While we squabble over how to repeal, replace, or even just amend Obamacare, a pink elephant sits not so quietly in the room. Obamacare's core premise has failed. While more Americans are covered, health insurance is far from affordable, and taxpayers are fronting the bill. The next step down this line is a massive single payer system. Would the return on this type of giant investment be worth it?
Leaders from both parties have historically attempted to cure the nation's health care ills with big solutions. Starting in 1965, when President Lyndon B. Johnson first went big into government run health care with Medicare and Medicaid. At the outset, Medicaid was only to cover people getting cash assistance. Today, a much larger group is covered, amounting to 70 million people, over 20 percent of our nation's population.
In the 2003, President George W. Bush doubled down on more government involvement in our seniors' care with the passage of Medicare Part D and its unprecedented entitlement of prescription drug benefits.

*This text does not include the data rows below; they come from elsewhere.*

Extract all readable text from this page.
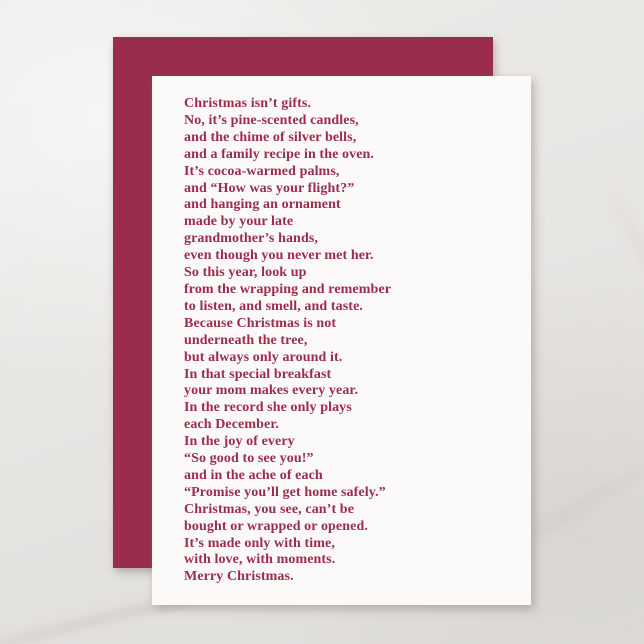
Christmas isn’t gifts.
No, it’s pine-scented candles,
and the chime of silver bells,
and a family recipe in the oven.
It’s cocoa-warmed palms,
and “How was your flight?”
and hanging an ornament
made by your late
grandmother’s hands,
even though you never met her.
So this year, look up
from the wrapping and remember
to listen, and smell, and taste.
Because Christmas is not
underneath the tree,
but always only around it.
In that special breakfast
your mom makes every year.
In the record she only plays
each December.
In the joy of every
“So good to see you!”
and in the ache of each
“Promise you’ll get home safely.”
Christmas, you see, can’t be
bought or wrapped or opened.
It’s made only with time,
with love, with moments.
Merry Christmas.
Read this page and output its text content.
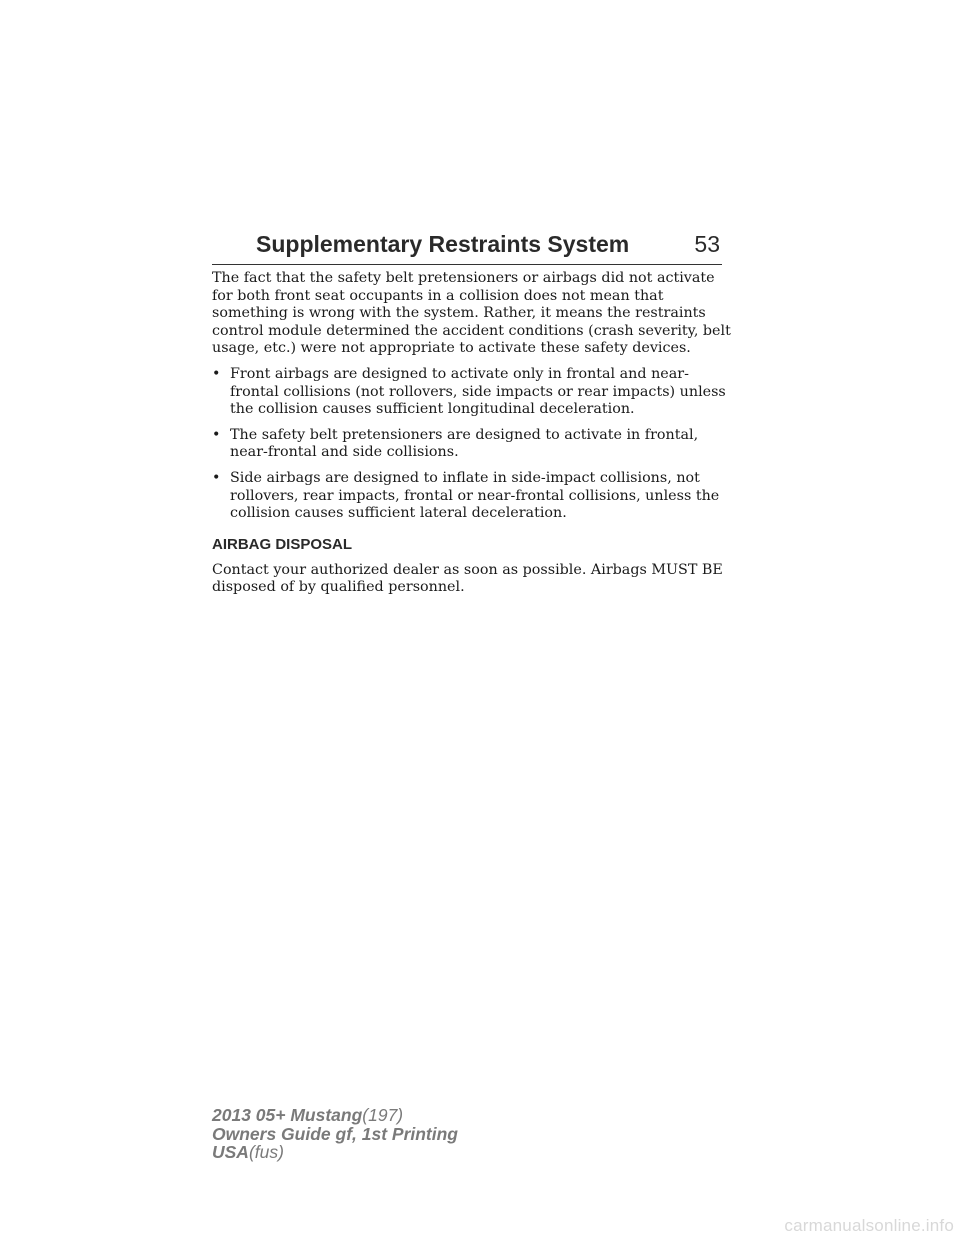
Supplementary Restraints System	53

The fact that the safety belt pretensioners or airbags did not activate for both front seat occupants in a collision does not mean that something is wrong with the system. Rather, it means the restraints control module determined the accident conditions (crash severity, belt usage, etc.) were not appropriate to activate these safety devices.

• Front airbags are designed to activate only in frontal and near-frontal collisions (not rollovers, side impacts or rear impacts) unless the collision causes sufficient longitudinal deceleration.
• The safety belt pretensioners are designed to activate in frontal, near-frontal and side collisions.
• Side airbags are designed to inflate in side-impact collisions, not rollovers, rear impacts, frontal or near-frontal collisions, unless the collision causes sufficient lateral deceleration.
AIRBAG DISPOSAL

Contact your authorized dealer as soon as possible. Airbags MUST BE disposed of by qualified personnel.

2013 05+ Mustang(197)
Owners Guide gf, 1st Printing
USA(fus)
carmanualsonline.info
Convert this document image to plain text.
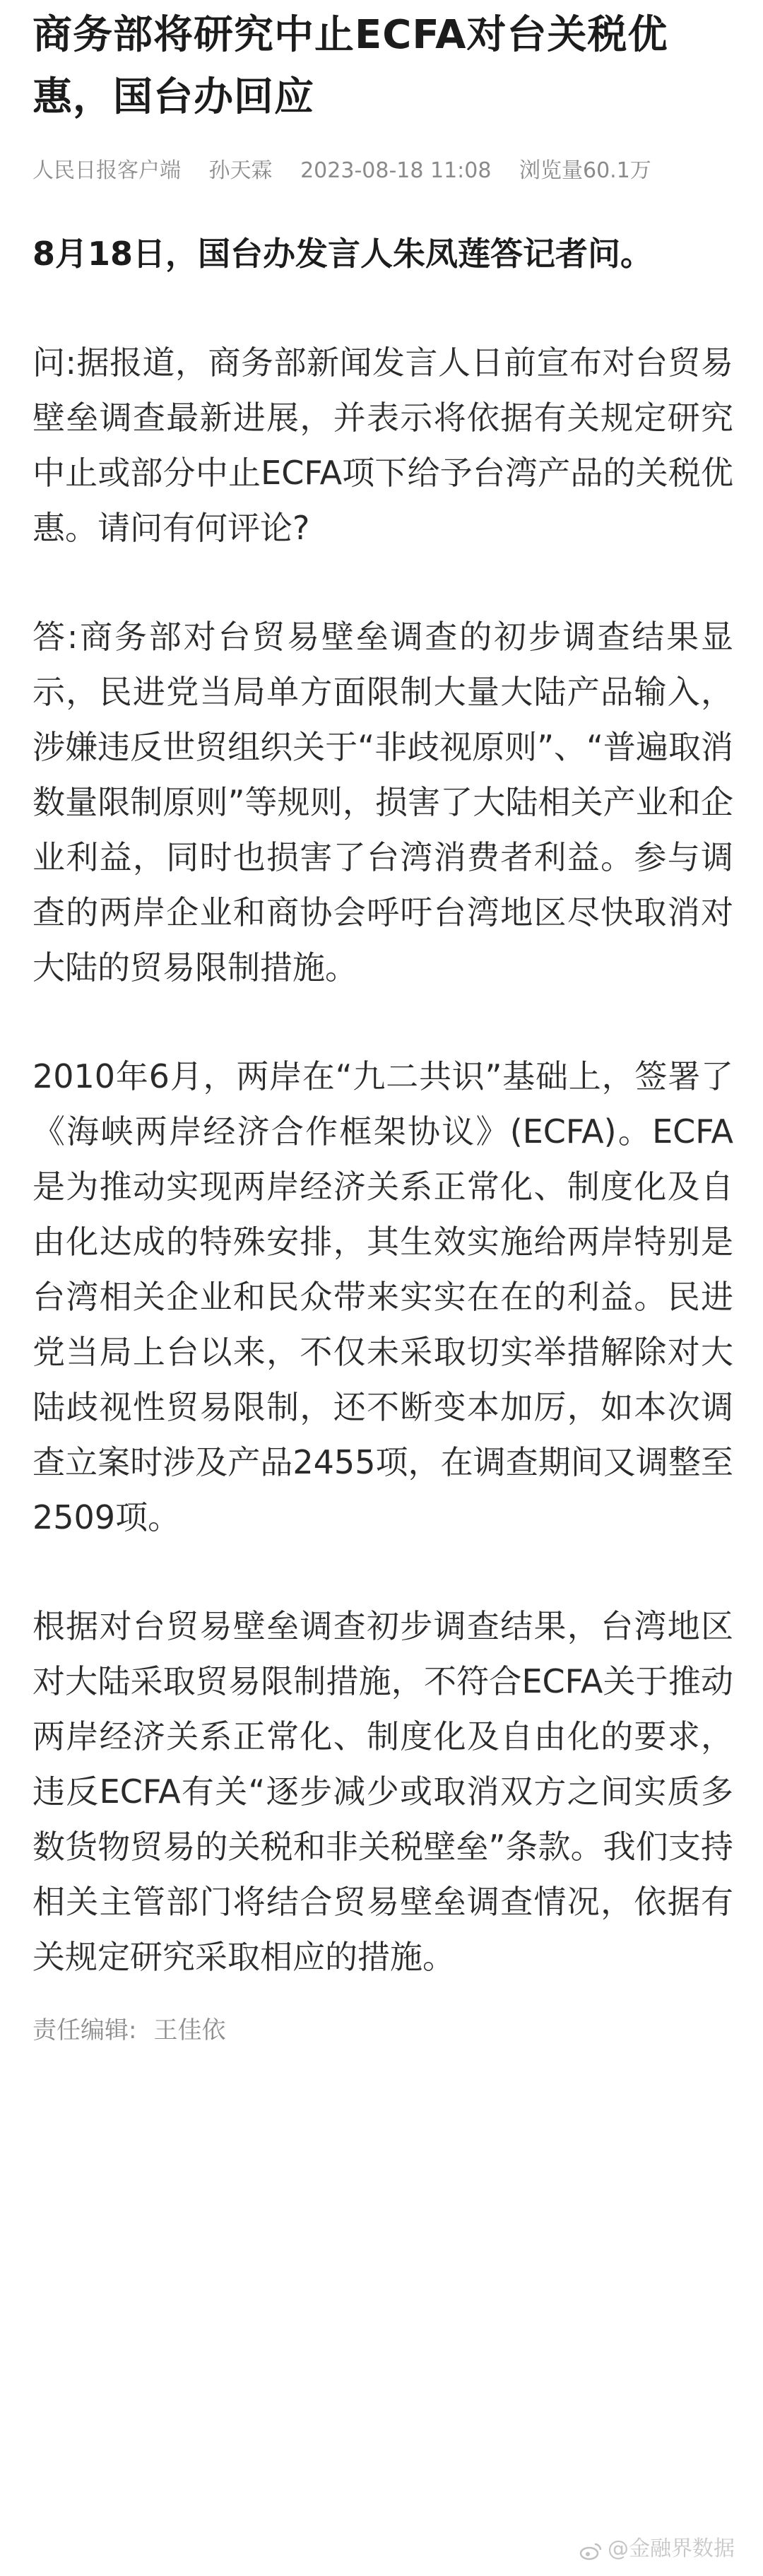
商务部将研究中止ECFA对台关税优惠，国台办回应
人民日报客户端 孙天霖 2023-08-18 11:08 浏览量60.1万

8月18日，国台办发言人朱凤莲答记者问。

问:据报道，商务部新闻发言人日前宣布对台贸易壁垒调查最新进展，并表示将依据有关规定研究中止或部分中止ECFA项下给予台湾产品的关税优惠。请问有何评论?

答:商务部对台贸易壁垒调查的初步调查结果显示，民进党当局单方面限制大量大陆产品输入，涉嫌违反世贸组织关于“非歧视原则”、“普遍取消数量限制原则”等规则，损害了大陆相关产业和企业利益，同时也损害了台湾消费者利益。参与调查的两岸企业和商协会呼吁台湾地区尽快取消对大陆的贸易限制措施。

2010年6月，两岸在“九二共识”基础上，签署了《海峡两岸经济合作框架协议》(ECFA)。ECFA是为推动实现两岸经济关系正常化、制度化及自由化达成的特殊安排，其生效实施给两岸特别是台湾相关企业和民众带来实实在在的利益。民进党当局上台以来，不仅未采取切实举措解除对大陆歧视性贸易限制，还不断变本加厉，如本次调查立案时涉及产品2455项，在调查期间又调整至2509项。

根据对台贸易壁垒调查初步调查结果，台湾地区对大陆采取贸易限制措施，不符合ECFA关于推动两岸经济关系正常化、制度化及自由化的要求，违反ECFA有关“逐步减少或取消双方之间实质多数货物贸易的关税和非关税壁垒”条款。我们支持相关主管部门将结合贸易壁垒调查情况，依据有关规定研究采取相应的措施。

责任编辑: 王佳依
@金融界数据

The results? More Americans get their health care coverage from these two programs than any other source. Also, more Americans complain about the care and coverage they receive from these two programs than at any other time in their history. And, oh yes, while mostly absent from this year's debate, Medicare and Medicaid both sit on the not so distant verge of insolvency.
Then there is Obamacare. The big government solution now almost universally viewed as a complete failure. Just ask President Bill Clinton, who once called it the "craziest thing in the world." Ironically, he too attempted to pass a gigantic nationalized health care program in the 90's.
So how does Trump win with "Trumpcare"? Simply put: he goes small and cost-effective. With the goal in mind of helping more Americans in need of treatment get access to variety of options, he can scale individual expectations to levels of care and coverage.